Finally they’re at Greenhills. How quiet Maddie’s parents are. They’ve not said a word the entire journey. The air in the car is so thick she can almost taste it.
They drive through the gates at Greenhills, and when they park and get out, they’re met by the smell of hot tar. Above that, the scent of grass is sweet in the air; the lawns at Greenhills have just been cut.
Up the wide shallow steps at the entrance, pushing open the doors, breathing in. ‘A home from home’, that’s what the NoH brochure says, but Maddie and Noah’s home doesn’t smell like this.

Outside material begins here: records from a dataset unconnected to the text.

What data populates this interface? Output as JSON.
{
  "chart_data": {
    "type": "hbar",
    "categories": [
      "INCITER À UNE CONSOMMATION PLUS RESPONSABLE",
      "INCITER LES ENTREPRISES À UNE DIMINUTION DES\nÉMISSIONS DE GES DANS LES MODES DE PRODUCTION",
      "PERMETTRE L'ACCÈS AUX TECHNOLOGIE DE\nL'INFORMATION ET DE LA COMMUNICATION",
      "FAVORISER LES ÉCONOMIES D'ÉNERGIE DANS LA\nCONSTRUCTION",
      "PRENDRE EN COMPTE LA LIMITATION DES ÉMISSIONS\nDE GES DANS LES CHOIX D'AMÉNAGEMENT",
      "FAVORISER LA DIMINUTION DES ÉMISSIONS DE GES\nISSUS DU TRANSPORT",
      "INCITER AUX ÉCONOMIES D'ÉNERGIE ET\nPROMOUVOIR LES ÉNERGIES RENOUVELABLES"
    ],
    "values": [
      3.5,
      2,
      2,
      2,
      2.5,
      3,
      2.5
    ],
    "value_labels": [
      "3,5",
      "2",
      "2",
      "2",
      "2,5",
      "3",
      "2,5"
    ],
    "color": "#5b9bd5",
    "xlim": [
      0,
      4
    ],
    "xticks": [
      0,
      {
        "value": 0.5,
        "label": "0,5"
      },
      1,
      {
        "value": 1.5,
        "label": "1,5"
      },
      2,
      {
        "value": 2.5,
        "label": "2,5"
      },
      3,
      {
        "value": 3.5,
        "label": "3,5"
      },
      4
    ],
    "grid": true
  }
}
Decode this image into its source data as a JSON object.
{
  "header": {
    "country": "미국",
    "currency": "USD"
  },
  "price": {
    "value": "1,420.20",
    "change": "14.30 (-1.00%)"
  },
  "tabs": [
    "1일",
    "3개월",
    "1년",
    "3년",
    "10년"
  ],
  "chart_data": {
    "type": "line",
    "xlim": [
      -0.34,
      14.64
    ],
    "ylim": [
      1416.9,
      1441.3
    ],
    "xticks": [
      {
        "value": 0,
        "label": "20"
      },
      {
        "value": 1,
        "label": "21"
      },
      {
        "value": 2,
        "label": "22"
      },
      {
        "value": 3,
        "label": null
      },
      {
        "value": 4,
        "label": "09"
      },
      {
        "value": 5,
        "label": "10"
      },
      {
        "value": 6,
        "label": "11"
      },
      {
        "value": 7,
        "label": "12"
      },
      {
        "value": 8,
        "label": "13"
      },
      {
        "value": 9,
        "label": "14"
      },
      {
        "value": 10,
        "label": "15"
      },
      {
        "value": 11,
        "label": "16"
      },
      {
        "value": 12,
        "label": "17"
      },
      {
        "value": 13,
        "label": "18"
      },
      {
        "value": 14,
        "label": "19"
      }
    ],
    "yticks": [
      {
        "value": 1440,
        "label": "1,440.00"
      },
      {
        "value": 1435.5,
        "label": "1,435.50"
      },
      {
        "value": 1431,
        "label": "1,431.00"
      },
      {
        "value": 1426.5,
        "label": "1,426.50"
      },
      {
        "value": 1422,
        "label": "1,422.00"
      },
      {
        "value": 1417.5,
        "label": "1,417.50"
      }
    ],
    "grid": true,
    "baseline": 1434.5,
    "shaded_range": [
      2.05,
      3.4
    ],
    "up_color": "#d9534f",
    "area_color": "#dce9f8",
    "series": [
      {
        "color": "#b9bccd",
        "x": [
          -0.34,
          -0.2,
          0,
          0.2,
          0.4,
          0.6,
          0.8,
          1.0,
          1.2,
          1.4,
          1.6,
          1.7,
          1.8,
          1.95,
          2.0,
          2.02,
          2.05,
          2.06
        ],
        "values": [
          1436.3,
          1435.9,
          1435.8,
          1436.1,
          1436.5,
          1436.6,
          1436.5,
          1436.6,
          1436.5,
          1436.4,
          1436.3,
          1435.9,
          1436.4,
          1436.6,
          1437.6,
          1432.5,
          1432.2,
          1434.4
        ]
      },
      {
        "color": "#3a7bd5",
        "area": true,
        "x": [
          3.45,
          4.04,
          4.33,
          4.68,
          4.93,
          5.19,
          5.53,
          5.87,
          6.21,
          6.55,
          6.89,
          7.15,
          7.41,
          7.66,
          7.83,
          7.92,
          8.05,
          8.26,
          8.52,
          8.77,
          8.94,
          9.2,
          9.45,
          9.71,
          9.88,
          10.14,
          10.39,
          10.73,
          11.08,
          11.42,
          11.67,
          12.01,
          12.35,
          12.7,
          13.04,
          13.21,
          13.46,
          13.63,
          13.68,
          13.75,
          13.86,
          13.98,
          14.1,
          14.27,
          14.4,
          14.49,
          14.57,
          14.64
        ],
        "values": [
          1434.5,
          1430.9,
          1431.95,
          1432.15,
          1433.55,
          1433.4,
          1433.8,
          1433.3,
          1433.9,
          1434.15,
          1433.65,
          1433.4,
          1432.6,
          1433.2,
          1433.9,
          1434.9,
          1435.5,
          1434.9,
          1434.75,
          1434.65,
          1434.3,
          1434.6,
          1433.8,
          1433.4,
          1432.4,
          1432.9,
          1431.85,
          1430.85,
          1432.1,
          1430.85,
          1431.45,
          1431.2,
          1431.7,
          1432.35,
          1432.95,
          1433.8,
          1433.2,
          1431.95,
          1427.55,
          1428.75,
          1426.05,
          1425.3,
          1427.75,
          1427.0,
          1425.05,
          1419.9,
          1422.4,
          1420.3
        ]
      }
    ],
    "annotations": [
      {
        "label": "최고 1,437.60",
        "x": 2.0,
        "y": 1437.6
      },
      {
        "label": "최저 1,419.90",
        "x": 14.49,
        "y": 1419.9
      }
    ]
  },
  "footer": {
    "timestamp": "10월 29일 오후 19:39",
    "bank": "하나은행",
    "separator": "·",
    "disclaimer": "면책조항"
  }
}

‘Come-on-come-on-come-on-come-on.’ Maddie’s galloping down the corridor, heading for the door with the number 8 and under that, on a small card tucked into a neat brass frame, ‘Noah Groome’.
She’s racing ahead of her parents, checking her watch, making sure she’s not late. ‘Two-thirty on the dot, Noe,’ that’s what she promised. Almost there, ready to knock five times – rat-tat, rat-tat-tat. She can’t have Noah opening the door at two-thirty and seeing no one there. She skids to a stop outside his room and looks at her watch. 2:29:46. She counts down the last few seconds and then raises her hand. Not a second too soon, not a second late. Just as she’s finished her Noah knock, he opens the door.
He smiles down at her, that open, wide smile that Maddie loves, and says, ‘On the dot, Mads. Thanks.’
She smiles and moves closer and he allows her to brush his arm.
Kate and Dominic watch their daughter dash ahead. ‘The sunshine of my life’, Dominic used to sing to her when she was small. When did he stop singing, Kate asks herself now. Noah’s condition has blanked out the sunshine, the house has become cheerless, smothered in gloom. At least, that’s how it feels to her, the failed mother.
And to Dominic too, probably. A man who can’t even greet his son, let alone meet his eyes.
When she catches up with Maddie, Noah is still at the door, holding onto the handle like a life raft. He steps back to allow her in. Dominic is still a few metres away. Jesus, Dominic, get in here now. Kate wants to snap out the words, lasso them around his legs and drag him into the room. Snap, like the way he spoke to her two weeks ago. ‘For God’s sake, Kate. They’re just mugs.’ Well, Dominic, this is just a room. And this is just your son, holding the door open and waiting for you to look at him.
Noah’s father slips past him with a mumbled hello and Noah closes the door. Then he leans against it and takes a deep breath.
‘I have something important – it’s important,’ he says.
‘Yes, darling?’
His mom and his sister look at him, but his father’s already on his way over to the window.
He clears his throat and says clearly, ‘There will be no tea today, and no biscuits either.’
There. He had to say that. He had no other choice. In the Visitors’ Lounge, they could have had tea. And 1 biscuit. 2 biscuits even. But not here. Not in his room.
Tell that woman. Tell her to think these things through before she gets in her car and drives home on a Friday afternoon.